Tenet: If you are going to run a test more than once, it should be automated.

Wednesday, August 2nd, 2006

This post is the second in a seven part series covering my seven tenets of software testing.

Original post (31 Jan 2005)

Automation explained
Test automation means different things to different people in different contexts. When I talk about automated testing I am referring to; A method of executing a test without human intervention, that would otherwise require it. In practical terms that may mean a nUnit test, a GUI test using a commercial testing tool, or a test written using an application’s internal scripting language. The technology is not the key concern, the fact that the test can be run 100% without any human involvement is the key.

Why automate?
The primary reason to automate tests is time. As a tester, you always need more time.

Automation can provide immense reductions in the amount of time required to execute tests. My first introduction to automated testing, in 1997, managed to condense 5 days of manual testing effort into 1 hour of automated execution for a 97.5% reduction in execution time.

Think about that for a moment, by automating our tests, we have achieved the equivalent of adding 40 additional testers to the team, for a fraction of the price. In addition I had taken the drudgery from my teams work day, increasing morale. More importantly, it lets your testers perform more ad-hoc testing which is much more effective than performing the same manual test over and over again.

So that’s it then, should we just retrench all our testers, and use automation instead? Well, no.

Despite a recent example where Microsoft retrenched 62 Longhorn testers, citing automation as the cause. Test automaton is generally used to help increase the amount of test coverage that can be achieved with a given schedule and resources, not reduce testing head-count.

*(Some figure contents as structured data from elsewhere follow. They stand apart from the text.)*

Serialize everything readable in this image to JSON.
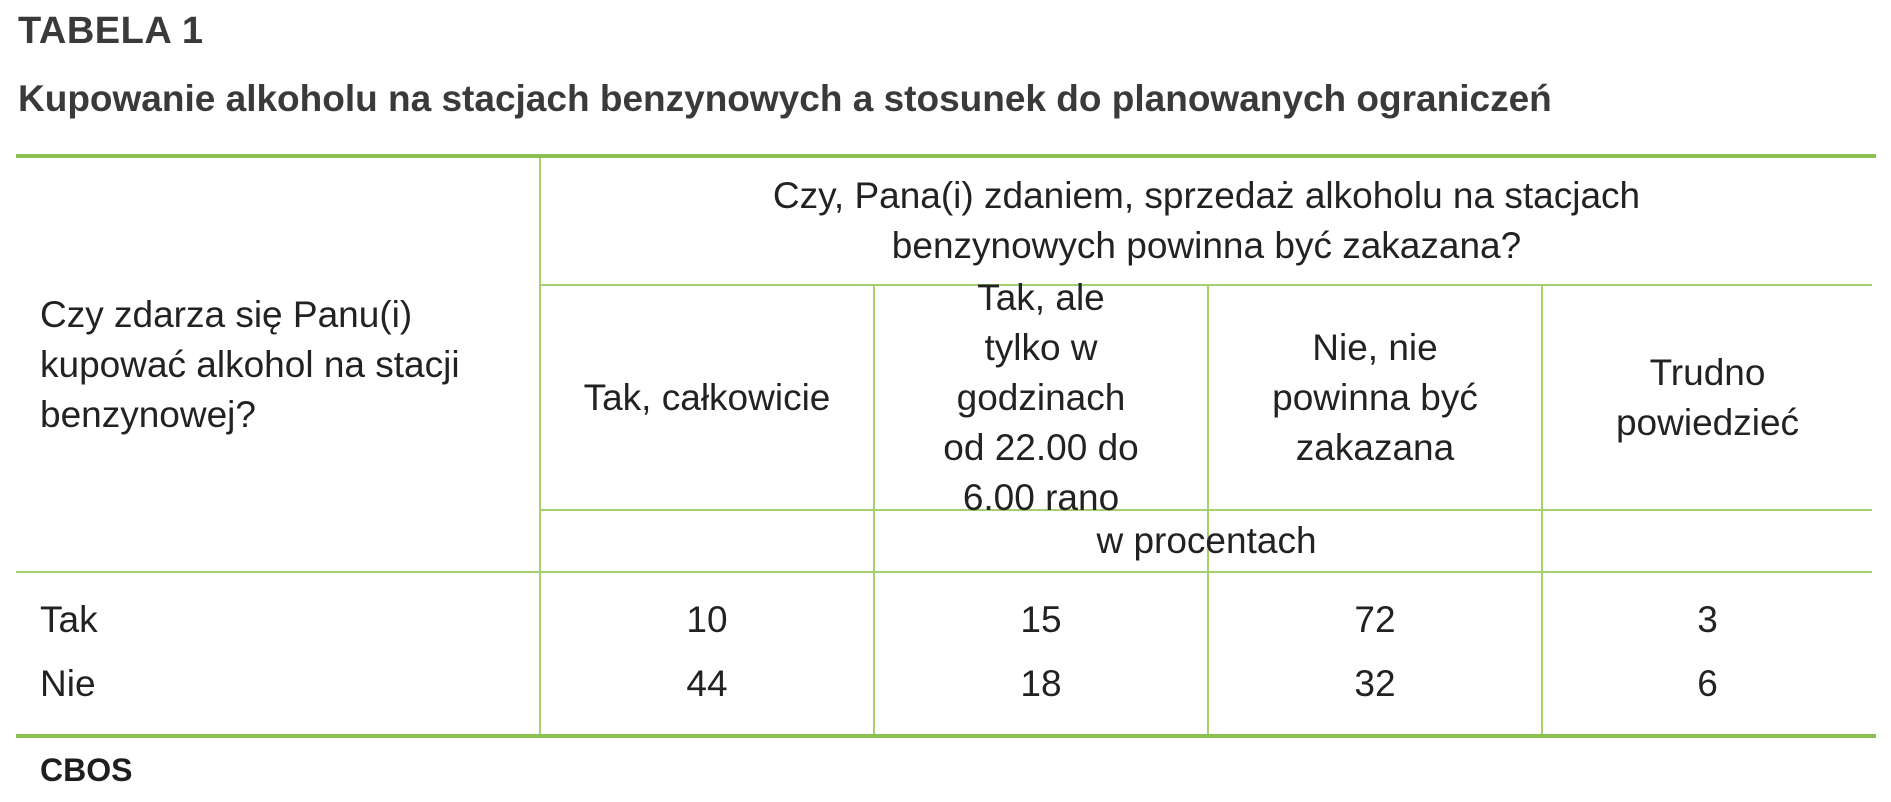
{
  "table_number": "TABELA 1",
  "title": "Kupowanie alkoholu na stacjach benzynowych a stosunek do planowanych ograniczeń",
  "header": {
    "row_question": "Czy zdarza się Panu(i) kupować alkohol na stacji benzynowej?",
    "column_question": "Czy, Pana(i) zdaniem, sprzedaż alkoholu na stacjach benzynowych powinna być zakazana?",
    "columns": [
      "Tak, całkowicie",
      "Tak, ale tylko w godzinach od 22.00 do 6.00 rano",
      "Nie, nie powinna być zakazana",
      "Trudno powiedzieć"
    ],
    "unit": "w procentach"
  },
  "rows": [
    {
      "label": "Tak",
      "values": [
        "10",
        "15",
        "72",
        "3"
      ]
    },
    {
      "label": "Nie",
      "values": [
        "44",
        "18",
        "32",
        "6"
      ]
    }
  ],
  "source": "CBOS",
  "colors": {
    "rule_accent": "#8cc152",
    "grid_line": "#a6d070"
  }
}
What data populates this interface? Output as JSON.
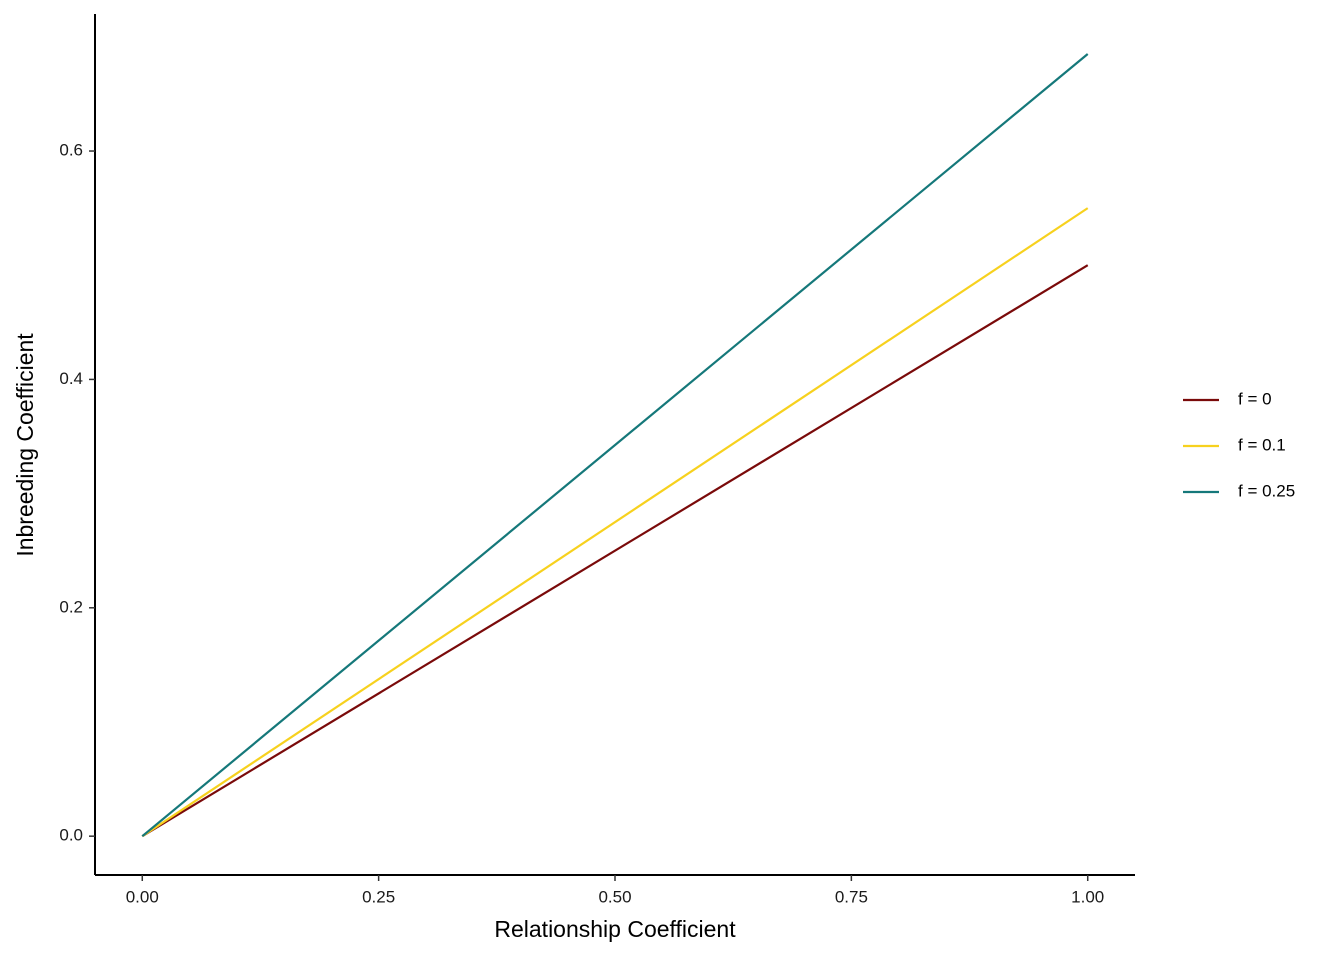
{
  "chart_data": {
    "type": "line",
    "x_label": "Relationship Coefficient",
    "y_label": "Inbreeding Coefficient",
    "x": [
      0,
      1
    ],
    "series": [
      {
        "name": "f = 0",
        "color": "#7a0a0a",
        "values": [
          0,
          0.5
        ]
      },
      {
        "name": "f = 0.1",
        "color": "#f7d11e",
        "values": [
          0,
          0.55
        ]
      },
      {
        "name": "f = 0.25",
        "color": "#15787a",
        "values": [
          0,
          0.685
        ]
      }
    ],
    "xlim": [
      -0.05,
      1.05
    ],
    "ylim": [
      -0.034,
      0.72
    ],
    "xticks": [
      {
        "value": 0,
        "label": "0.00"
      },
      {
        "value": 0.25,
        "label": "0.25"
      },
      {
        "value": 0.5,
        "label": "0.50"
      },
      {
        "value": 0.75,
        "label": "0.75"
      },
      {
        "value": 1,
        "label": "1.00"
      }
    ],
    "yticks": [
      {
        "value": 0,
        "label": "0.0"
      },
      0.2,
      0.4,
      0.6
    ],
    "grid": false,
    "legend": "right"
  }
}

When implemented correctly, with enough hardware, automating your tests allows you to execute all your tests, at least once a day, every day. When combined with a daily build, you have one (if not the), most powerful testing tool on the planet.

Build Verification or smoke testing
Every night after a successful compile, the daily build should automatically be packaged and deployed into a test environment, and smoke tested with an automated build verification test (BVT). The term “smoke” test is derived from the idea of quickly plugging in some electronics to test them, checking that no smoke comes out. While ideally you would run all your tests, typically the smoke test is a carefully selected subset of your full automated tests that can be run in about 10-20 minutes or so.

Automated regression testing
regression n. “[To] relapse to a less perfect or developed state.”

Regression testing has the goal of ensuring that the quality of an application doesn’t decline as features are added. Regression testing has a significant challenge. When an application needs it most, there is less time and resources available to perform all the tests that were executed when the product first shipped.

Without automation, the typical approach is to perform localised regression testing, which is limited to directly testing the area around the changes.

With an automation suite in hand, it is simply a matter of executing all the tests that were developed previously. This allows the maintenance programmers to make frequent releases, and allows the quality of the application to improve over time.

This is particularly important in light of trend that Fred Brooks suggests in his classic work, the mythical man-month, where each defect that is fixed has a 20-50% chance of introducing another.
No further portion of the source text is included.